Pulau Pari, Contact Us. Rasio plot (juga disebut ‘rasio luas lantai’, FAR, atau ‘rasio ruang lantai’, FSR) menggambarkan rasio luas lantai bangunan (juga disebut: area lantai kotor, GFA) dibagi dengan ukuran situs ( sebidang tanah atau petak) yang dengannya bangunan itu dibangun. Istilah ini sering mengacu pada batasan yang dikenakan pada rasio seperti itu, misalnya rasio maksimum yang diijinkan. Misalnya, FAR of 3.0 menunjukkan bahwa luas lantai total bangunan adalah tiga kali luas kotor plot yang dibangunnya, seperti yang ditemukan di gedung berlantai ganda. Daerah plot yang diijinkan memiliki dampak yang besar terhadap nilai tanah, karena daerah plot yang lebih tinggi memungkinkan nilai lahan lebih tinggi [9].

Dengan menggunakan peraturan zonasi semacam itu, pemerintah kota merasa tidak perlu memasukkan batasan ketinggian bangunan saat menggunakan perhitungan rasio luas lantai maksimum.
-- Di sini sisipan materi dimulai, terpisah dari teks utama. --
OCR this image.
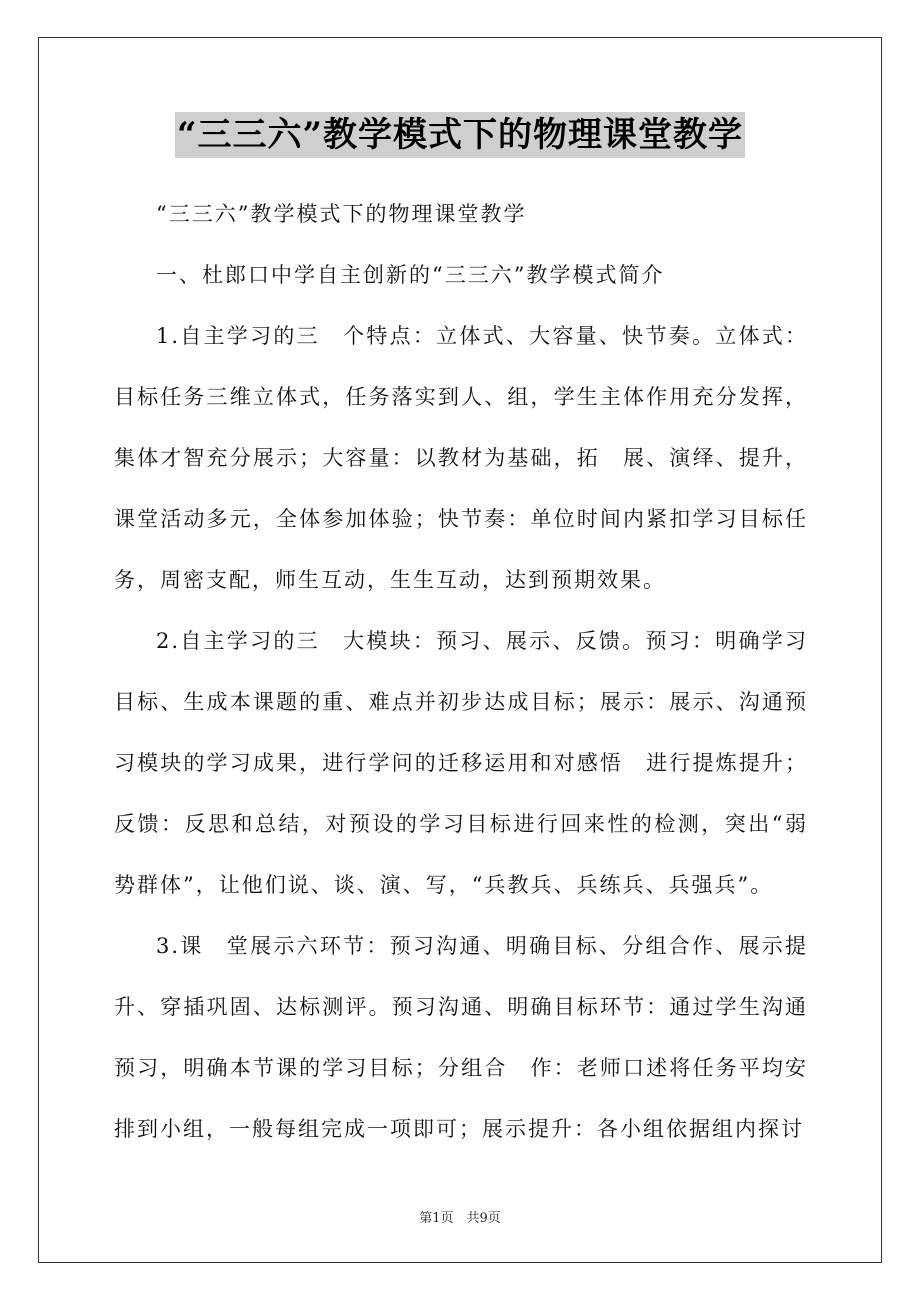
“三三六”教学模式下的物理课堂教学

“三三六”教学模式下的物理课堂教学

一、杜郎口中学自主创新的“三三六”教学模式简介

1.自主学习的三　个特点：立体式、大容量、快节奏。立体式：目标任务三维立体式，任务落实到人、组，学生主体作用充分发挥，集体才智充分展示；大容量：以教材为基础，拓　展、演绎、提升，课堂活动多元，全体参加体验；快节奏：单位时间内紧扣学习目标任务，周密支配，师生互动，生生互动，达到预期效果。

2.自主学习的三　大模块：预习、展示、反馈。预习：明确学习目标、生成本课题的重、难点并初步达成目标；展示：展示、沟通预习模块的学习成果，进行学问的迁移运用和对感悟　进行提炼提升；反馈：反思和总结，对预设的学习目标进行回来性的检测，突出“弱势群体”，让他们说、谈、演、写，“兵教兵、兵练兵、兵强兵”。

3.课　堂展示六环节：预习沟通、明确目标、分组合作、展示提升、穿插巩固、达标测评。预习沟通、明确目标环节：通过学生沟通预习，明确本节课的学习目标；分组合　作：老师口述将任务平均安排到小组，一般每组完成一项即可；展示提升：各小组依据组内探讨

第1页　共9页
Rasio plot atau luas lantai digunakan dalam peraturan zonasi dan pedoman perencanaan untuk membatasi jumlah konstruksi di wilayah tertentu. Misalnya, jika peraturan zonasi yang relevan mengizinkan pembangunan di suatu lokasi, dan jika konstruksi harus mematuhi FAR 0,10, maka luas keseluruhan semua lantai di semua bangunan yang dibangun pada paket tidak lebih dari sepersepuluh wilayah paket itu sendiri. Seorang arsitek dapat merencanakan untuk membangun satu lantai yang menghabiskan seluruh area yang diijinkan di satu lantai, atau bangunan bertingkat yang akibatnya menghasilkan tapak yang lebih kecil daripada bangunan bertingkat satu dari luas lantai total yang sama.